Однажды Спиридов сидел в своем углу, погруженный в глубокую задумчивость. В том положении, в каком он находился, ему не оставалось ничего другого, как думать. Сидя неподвижно по нескольку часов, он перебирал в своем уме все мелочи его прежней жизни, и многое ему теперь казалось в ином, чем прежде, свете. Чаще всего он думал об Элен, но в настоящем состоянии его духа он уже не чувствовал того слепого к ней стремления, какое было у него раньше и под влиянием которого он так необдуманно, по-ребячески пошел на явную опасность. Не было ли это с его стороны дон-кихотством, даже мало и оцененным?

В то время когда он, как животное, сидит на цепи, терпит невероятные лишения, Элен утопает в роскоши и удовольствиях, окруженная блестящей свитой поклонников… Может быть, она уже забыла о нем думать… Письмо, посланное ему вскоре после смерти мужа, ничего не доказывает… тогда она была поражена внезапностью… Почувствовав свободу, она инстинктивно обратилась прежде всех к тому, кто один был более или менее близок ей в тяжелые годы ее супружества… Это так естественно… Но за это время она, наверно, успела оглядеться, прийти в себя, жизнь ворвалась к ней в ее уединение, захватила ее… Красавица вдова, обладательница огромного состояния, она, хотя бы и желала, не могла отговориться от светской молодежи, от толпы ухаживателей и претендентов. Кто поручится, не заронена ли уже кем-нибудь из них в ее сердце искра симпатии, искра, легко могущая обратиться в пламя?.. Но если это случится, то как глуп, смешон он, Спиридов, холодный, не увлекавшийся никем баловень женщин, в качестве забытого любовника, да еще на цепи.

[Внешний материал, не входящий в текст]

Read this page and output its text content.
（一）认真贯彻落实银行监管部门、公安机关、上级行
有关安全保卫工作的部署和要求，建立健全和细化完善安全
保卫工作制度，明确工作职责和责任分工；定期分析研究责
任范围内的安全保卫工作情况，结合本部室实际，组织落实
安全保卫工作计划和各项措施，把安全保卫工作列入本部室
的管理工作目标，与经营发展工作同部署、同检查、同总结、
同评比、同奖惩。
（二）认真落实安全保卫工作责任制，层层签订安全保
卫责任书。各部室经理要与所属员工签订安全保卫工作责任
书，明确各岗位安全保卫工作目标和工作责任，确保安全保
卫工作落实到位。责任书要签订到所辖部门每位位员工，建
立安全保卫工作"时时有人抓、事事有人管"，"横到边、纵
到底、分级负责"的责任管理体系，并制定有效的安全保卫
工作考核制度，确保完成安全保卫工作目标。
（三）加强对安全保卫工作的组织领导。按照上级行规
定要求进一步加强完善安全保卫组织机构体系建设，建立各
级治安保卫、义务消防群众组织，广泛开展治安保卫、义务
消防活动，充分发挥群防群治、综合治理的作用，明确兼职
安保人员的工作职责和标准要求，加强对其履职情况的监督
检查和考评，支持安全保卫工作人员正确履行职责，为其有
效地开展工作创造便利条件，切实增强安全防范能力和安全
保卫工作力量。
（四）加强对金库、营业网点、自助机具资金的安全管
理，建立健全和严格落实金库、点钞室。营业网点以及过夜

При этой мысли у Петра Андреевича пробежали мурашки по телу и помимо его воли крепло сознание, что он слишком продешевил.

"Разве стоит, — спрашивал он себя, — любовь женщины, какова бы она ни была, тех мук, какие я испытываю теперь? Мук не столько физических, сколько нравственных? Я, который не мог заснуть, если на ночь не оботрусь губкой, смоченной водой с одеколоном, уже два месяца не мыл ни лица, ни рук. Хламида, надетая на меня, истлела и возбудила бы брезгливость в моей охотничьей собаке… Паразиты заживо пожирают меня, третий месяц я не знаю, что такое горячая пища, принужденный довольствоваться простой водой и черствыми чуреками, бросаемыми мне прямо на пол, как собаке… Но и все эти страдания ничто в сравнении с теми унижениями, каким я подвергаюсь ежеминутно. Спина, плечи и голова горят от ударов, щедро отпускаемых моими тюремщиками, они плюют мне в лицо и поносят скверными словами вполне безнаказанно; какой-нибудь бродяга Агамалов, исполосованный шпицрутенами, постоянно получавший пощечины и зуботычины, теперь является вершителем моих судеб, принуждает писать подлое и глупое письмо и одним своим появлением наводит страх… Неужели все это могут искупить поцелуи даже такой красавицы, как Элен? Разумеется, нет… Эти самые поцелуи, но за несравненно более дешевую плату, доставались на долю ее мужа… Какой-нибудь франт, красивый и ловкий, может сорвать их между двумя гурами вальса, пользуясь ее минутным увлечением… Нет, нет, я расчелся слишком дорогой ценой, да еще вдобавок уплатив все полностью вперед…"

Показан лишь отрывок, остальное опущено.